God made a farmer, Dodge made light
Much hay was made about the "So God made a farmer" commercial after it aired during the Superbowl. Some pointed out its lack of originality; it is a remake of a YouTube video uploaded by farms.com in June of 2011. Others criticized it as an antiquated version of American farm life -- one that features very few Hispanics, who comprise a significant percentage of America's farm labor workforce. Both these criticisms may be valid, but I have a different problem with this ad. I love the combination of starkly beautiful images and Paul Harvey's poetic, perfectly-delivered words.
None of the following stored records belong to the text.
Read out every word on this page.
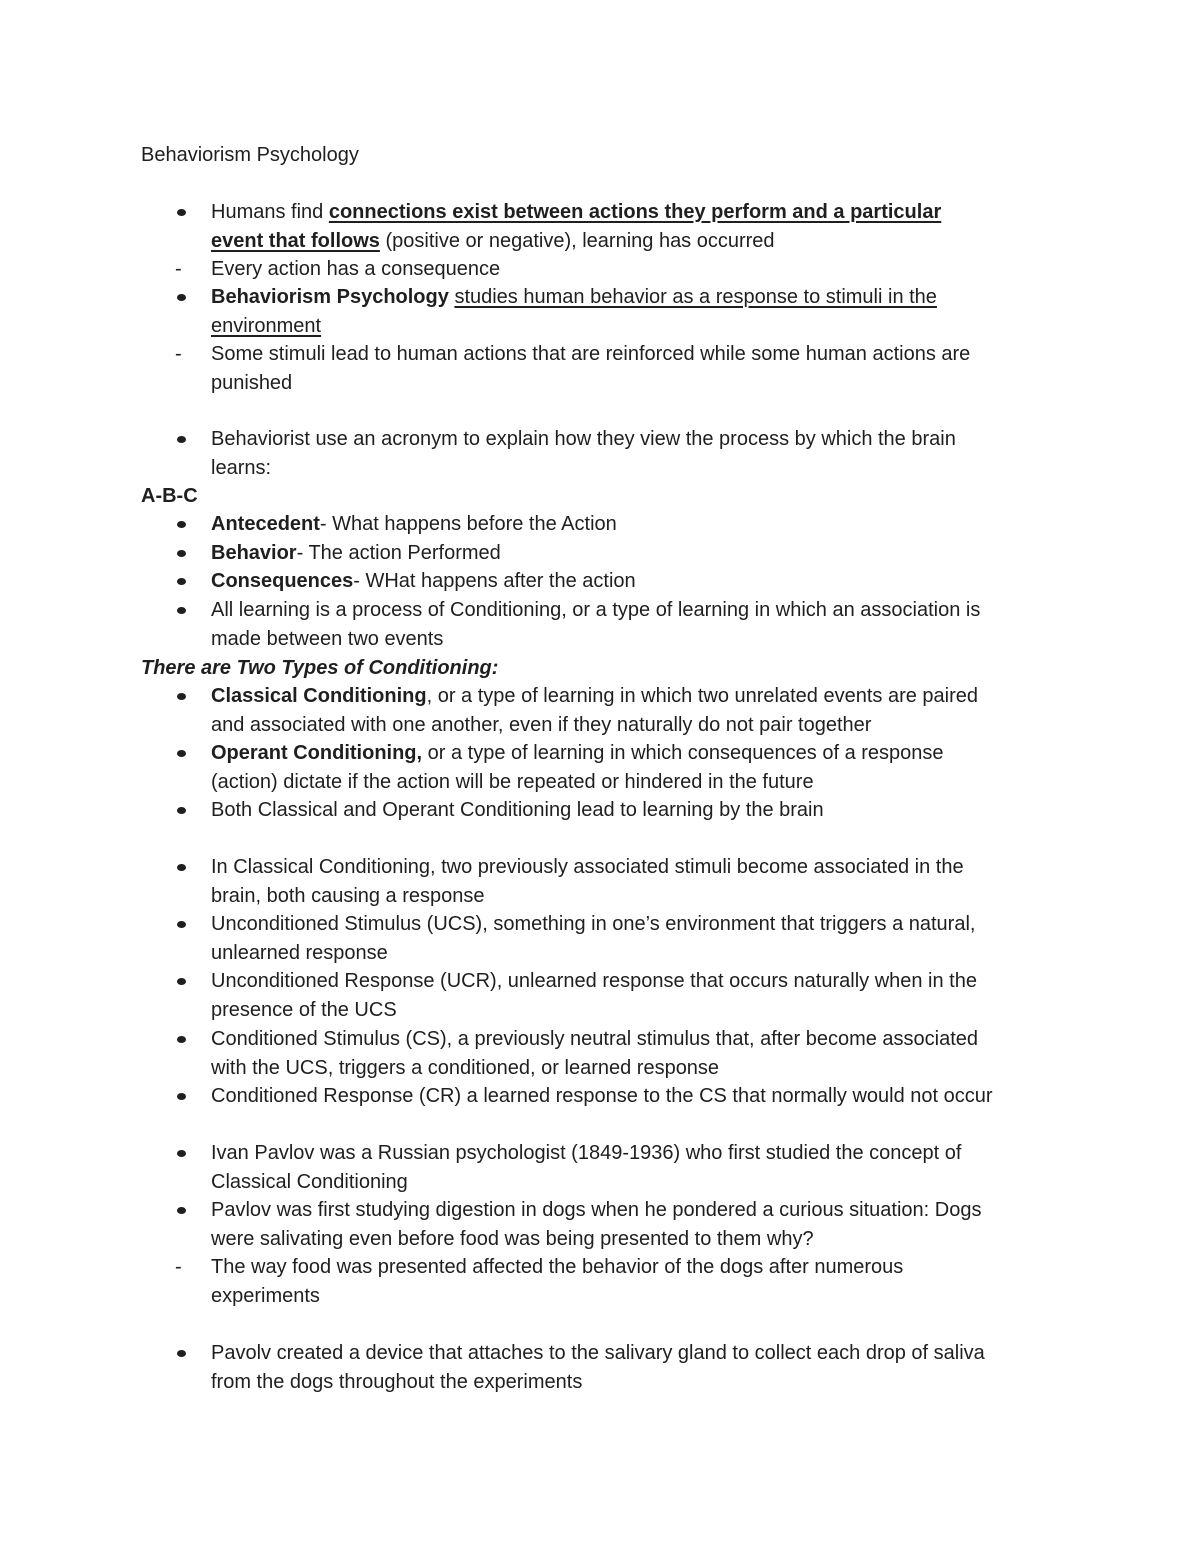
Behaviorism Psychology
Humans find connections exist between actions they perform and a particular
event that follows (positive or negative), learning has occurred
- Every action has a consequence
Behaviorism Psychology studies human behavior as a response to stimuli in the
environment
- Some stimuli lead to human actions that are reinforced while some human actions are
punished
Behaviorist use an acronym to explain how they view the process by which the brain
learns:
A-B-C
Antecedent- What happens before the Action
Behavior- The action Performed
Consequences- WHat happens after the action
All learning is a process of Conditioning, or a type of learning in which an association is
made between two events
There are Two Types of Conditioning:
Classical Conditioning, or a type of learning in which two unrelated events are paired
and associated with one another, even if they naturally do not pair together
Operant Conditioning, or a type of learning in which consequences of a response
(action) dictate if the action will be repeated or hindered in the future
Both Classical and Operant Conditioning lead to learning by the brain
In Classical Conditioning, two previously associated stimuli become associated in the
brain, both causing a response
Unconditioned Stimulus (UCS), something in one’s environment that triggers a natural,
unlearned response
Unconditioned Response (UCR), unlearned response that occurs naturally when in the
presence of the UCS
Conditioned Stimulus (CS), a previously neutral stimulus that, after become associated
with the UCS, triggers a conditioned, or learned response
Conditioned Response (CR) a learned response to the CS that normally would not occur
Ivan Pavlov was a Russian psychologist (1849-1936) who first studied the concept of
Classical Conditioning
Pavlov was first studying digestion in dogs when he pondered a curious situation: Dogs
were salivating even before food was being presented to them why?
- The way food was presented affected the behavior of the dogs after numerous
experiments
Pavolv created a device that attaches to the salivary gland to collect each drop of saliva
from the dogs throughout the experiments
As a piece of filmmaking, it is both arresting and moving, but as a piece of advertising, it is ruined by Dodge's tagline at the end: "To the farmer in all of us."
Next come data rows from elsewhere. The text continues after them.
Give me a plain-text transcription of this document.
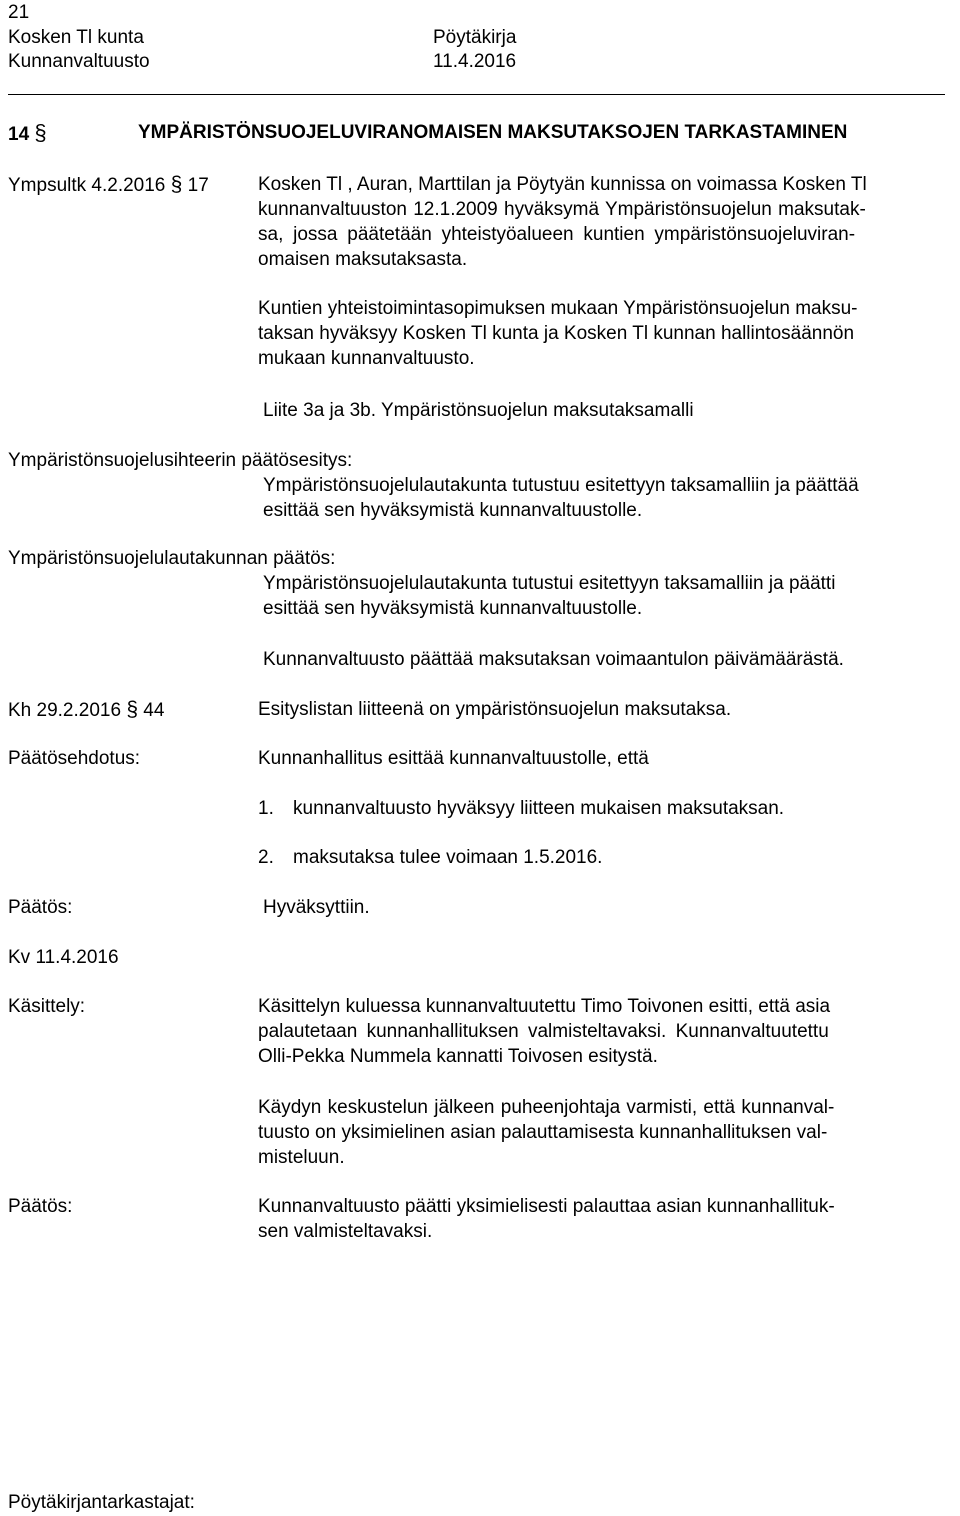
21
Kosken Tl kunta	Pöytäkirja
Kunnanvaltuusto	11.4.2016
14 §	YMPÄRISTÖNSUOJELUVIRANOMAISEN MAKSUTAKSOJEN TARKASTAMINEN
Ympsultk 4.2.2016 § 17	Kosken Tl , Auran, Marttilan ja Pöytyän kunnissa on voimassa Kosken Tl
kunnanvaltuuston 12.1.2009 hyväksymä Ympäristönsuojelun maksutak-
sa, jossa päätetään yhteistyöalueen kuntien ympäristönsuojeluviran-
omaisen maksutaksasta.
Kuntien yhteistoimintasopimuksen mukaan Ympäristönsuojelun maksu-
taksan hyväksyy Kosken Tl kunta ja Kosken Tl kunnan hallintosäännön
mukaan kunnanvaltuusto.
Liite 3a ja 3b. Ympäristönsuojelun maksutaksamalli
Ympäristönsuojelusihteerin päätösesitys:
Ympäristönsuojelulautakunta tutustuu esitettyyn taksamalliin ja päättää
esittää sen hyväksymistä kunnanvaltuustolle.
Ympäristönsuojelulautakunnan päätös:
Ympäristönsuojelulautakunta tutustui esitettyyn taksamalliin ja päätti
esittää sen hyväksymistä kunnanvaltuustolle.
Kunnanvaltuusto päättää maksutaksan voimaantulon päivämäärästä.
Kh 29.2.2016 § 44	Esityslistan liitteenä on ympäristönsuojelun maksutaksa.
Päätösehdotus:	Kunnanhallitus esittää kunnanvaltuustolle, että
1. kunnanvaltuusto hyväksyy liitteen mukaisen maksutaksan.
2. maksutaksa tulee voimaan 1.5.2016.
Päätös:	Hyväksyttiin.
Kv 11.4.2016
Käsittely:	Käsittelyn kuluessa kunnanvaltuutettu Timo Toivonen esitti, että asia
palautetaan kunnanhallituksen valmisteltavaksi. Kunnanvaltuutettu
Olli-Pekka Nummela kannatti Toivosen esitystä.
Käydyn keskustelun jälkeen puheenjohtaja varmisti, että kunnanval-
tuusto on yksimielinen asian palauttamisesta kunnanhallituksen val-
misteluun.
Päätös:	Kunnanvaltuusto päätti yksimielisesti palauttaa asian kunnanhallituk-
sen valmisteltavaksi.
Pöytäkirjantarkastajat:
Having just created an elegant tribute to the gritty spirit of the American farmer, Dodge completely negates that tribute by suggesting that there's nothing exceptional about the people who live that life of service to the land and its yield. To the farmer in all of us?? But the whole reason those words and images are captivating is that most of us don't live that way. Most of us can only imagine such a life of toil and elemental simplicity. There we are, watching our flat-screens, surrounded by junk food, checking Twitter and Facebook in between plays, and suddenly a voice calls out from the past and beckons us to look upon these images of the people who work the actual "land of the free" that we sing about. People whose vocation can be traced back to the dawn of civilization, people whose wearying work we take for granted when we walk through a grocery store.
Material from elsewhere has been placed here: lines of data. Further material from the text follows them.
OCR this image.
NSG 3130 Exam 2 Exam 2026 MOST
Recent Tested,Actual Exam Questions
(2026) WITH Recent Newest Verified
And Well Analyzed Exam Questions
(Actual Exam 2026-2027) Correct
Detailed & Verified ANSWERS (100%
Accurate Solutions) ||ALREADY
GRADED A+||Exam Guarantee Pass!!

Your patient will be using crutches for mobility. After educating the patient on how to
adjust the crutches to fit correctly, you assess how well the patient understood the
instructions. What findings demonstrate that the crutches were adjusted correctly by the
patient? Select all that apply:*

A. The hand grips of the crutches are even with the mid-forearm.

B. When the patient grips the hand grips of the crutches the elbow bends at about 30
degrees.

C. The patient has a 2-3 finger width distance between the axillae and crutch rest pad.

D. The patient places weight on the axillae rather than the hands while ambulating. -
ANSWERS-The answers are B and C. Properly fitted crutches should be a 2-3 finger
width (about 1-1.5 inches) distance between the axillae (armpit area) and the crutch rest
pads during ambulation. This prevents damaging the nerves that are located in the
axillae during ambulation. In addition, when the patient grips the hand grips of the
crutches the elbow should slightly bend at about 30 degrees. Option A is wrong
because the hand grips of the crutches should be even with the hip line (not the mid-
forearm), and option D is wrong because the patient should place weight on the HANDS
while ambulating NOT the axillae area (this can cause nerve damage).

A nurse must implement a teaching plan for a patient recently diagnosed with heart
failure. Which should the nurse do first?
We fix our gaze on their weathered faces, the animals they tend, the farms they have built, and we are compelled by a mix of envy, shame, and admiration to consider their lives and the virtues being extolled by that voice from beyond. And as we come to that moment of universal relatability, when Harvey speaks of the bond between father and son, parent and child, and we find ourselves wondering how we lost that connection to what has come before us and what will go beyond... we are snapped back into the reality of crass commercialism, where Dodge is trying to appeal to as wide an audience as possible by telling us we're all deserving of the honor just given. Rather than dedicating the ad to the actual farmers, they suggest that everyone can claim a share of that virtue simply by owning its emblem, i.e., by buying a Dodge. It is reductive and diminishing, and it rings false.
Granted, the ad is presenting a romanticized view of agrarian life, and one could argue that working the land is no more inherently virtuous than any other form of labor. But for a moment, many of us who earn our daily bread in the industrial, electronic, urbanized America paused to consider those who still tend to its roots. And then Dodge had to go and truck it up.